Does it break new ground technically?
Barring the actual viewing of a physical work, this inclusive and informative XR approach bests the real world in most of the ways that matter Dhiren Dasu
Carole Chainon: The app doesn’t break new grounds technically but it is wonderful to see more and more galleries use immersive technologies.
Dhiren Dasu: There were no novel technical leaps. However I do feel that this was one of the best renditions of what XR technology can do. In one user experience I was able to see the exhibition, look at works in detail, find out about the artist's raison d'être and history, as well as have a potential conversation with a gallerist on how to purchase the work. In my experience, in the gallery and crowded art fair scene, neither artists nor collectors/ patrons/ casual viewers get this level of attention or information. Barring the actual viewing of a physical work, this inclusive and informative XR approach bests the real world in most of the ways that matter.
Seol Park: Though this project does not introduce any novel invention per se, the technological leap here lies in its solid execution of the virtual gallery navigation technology as it stands. The platform's seamless interaction design suggests the producers' intimate understanding of the technology, the stakeholders in the art ecosystem, and their user behaviours.

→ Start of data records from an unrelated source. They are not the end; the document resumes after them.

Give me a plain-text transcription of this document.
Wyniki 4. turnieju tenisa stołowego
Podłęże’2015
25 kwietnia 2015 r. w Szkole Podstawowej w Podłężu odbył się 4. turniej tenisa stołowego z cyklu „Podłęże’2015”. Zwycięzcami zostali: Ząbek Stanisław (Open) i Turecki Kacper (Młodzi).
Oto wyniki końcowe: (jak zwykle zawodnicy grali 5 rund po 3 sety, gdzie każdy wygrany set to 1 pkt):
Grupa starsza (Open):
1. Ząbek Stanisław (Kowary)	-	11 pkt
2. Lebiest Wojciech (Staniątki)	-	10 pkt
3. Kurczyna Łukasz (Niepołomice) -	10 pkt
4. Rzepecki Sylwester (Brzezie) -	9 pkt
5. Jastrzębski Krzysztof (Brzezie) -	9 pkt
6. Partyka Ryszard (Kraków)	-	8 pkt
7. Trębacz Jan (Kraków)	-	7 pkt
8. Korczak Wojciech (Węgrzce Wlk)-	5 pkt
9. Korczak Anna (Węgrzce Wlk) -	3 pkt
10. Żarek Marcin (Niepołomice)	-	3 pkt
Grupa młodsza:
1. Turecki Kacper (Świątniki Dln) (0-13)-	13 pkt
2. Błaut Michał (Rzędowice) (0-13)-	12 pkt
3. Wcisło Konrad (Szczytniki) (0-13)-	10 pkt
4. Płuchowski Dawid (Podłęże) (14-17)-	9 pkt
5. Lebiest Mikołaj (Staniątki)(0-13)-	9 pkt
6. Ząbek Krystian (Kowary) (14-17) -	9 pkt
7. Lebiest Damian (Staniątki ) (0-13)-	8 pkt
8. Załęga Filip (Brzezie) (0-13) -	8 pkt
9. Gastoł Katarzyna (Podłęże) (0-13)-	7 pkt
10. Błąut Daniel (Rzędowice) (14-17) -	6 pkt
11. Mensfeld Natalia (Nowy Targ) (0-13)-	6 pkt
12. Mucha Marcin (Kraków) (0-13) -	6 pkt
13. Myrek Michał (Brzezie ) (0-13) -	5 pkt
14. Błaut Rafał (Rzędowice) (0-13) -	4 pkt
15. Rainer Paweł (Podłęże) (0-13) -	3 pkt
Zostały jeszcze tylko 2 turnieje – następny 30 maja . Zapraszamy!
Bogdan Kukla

The Art Newspaper’s XR Panel
Gretchen Andrew is a Search Engine Artist and Internet Imperialist who has manipulated the US presidential election with art and desire. Her next exhibition is with Annka Kultys in February 2021.
Carole Chainon is the co-founder of JYC, an XR development and production studio based in Los Angeles with a presence in Europe, creating XR experiences for the entertainment and enterprise sector. She is also a Spark AR Creator.
Dhiren Dasu is a digital media creator and consultant. His areas of speciality include photography, film, virtual space, graphic design, visual effects, animation, and audio production. Dasu, in his fine art persona as Shapeshifter7, makes artworks that echo and recompose the architectural spaces he photographs, turning them into immersive spaces while exploring the nexus of photography, collage, symbols, and perception.
Seol Park bridges technology, art, and branding. After working with Microsoft and INTEL, she now guides global branding at LG with emphasis on digital and cultural engagement. Her past work in XR has appeared in Media-N, ABC TV (Australia), The Southern Star (Ireland), and more. She was named in Sotheby's Institute's "4 Under 40" in 2019, and serves on the Board of Trustees for The American Folk Art Museum.
Eron Rauch is an artist, writer, and curator whose projects explore the infrastructure of imagination, with a focus on subcultures, video games, and photography history.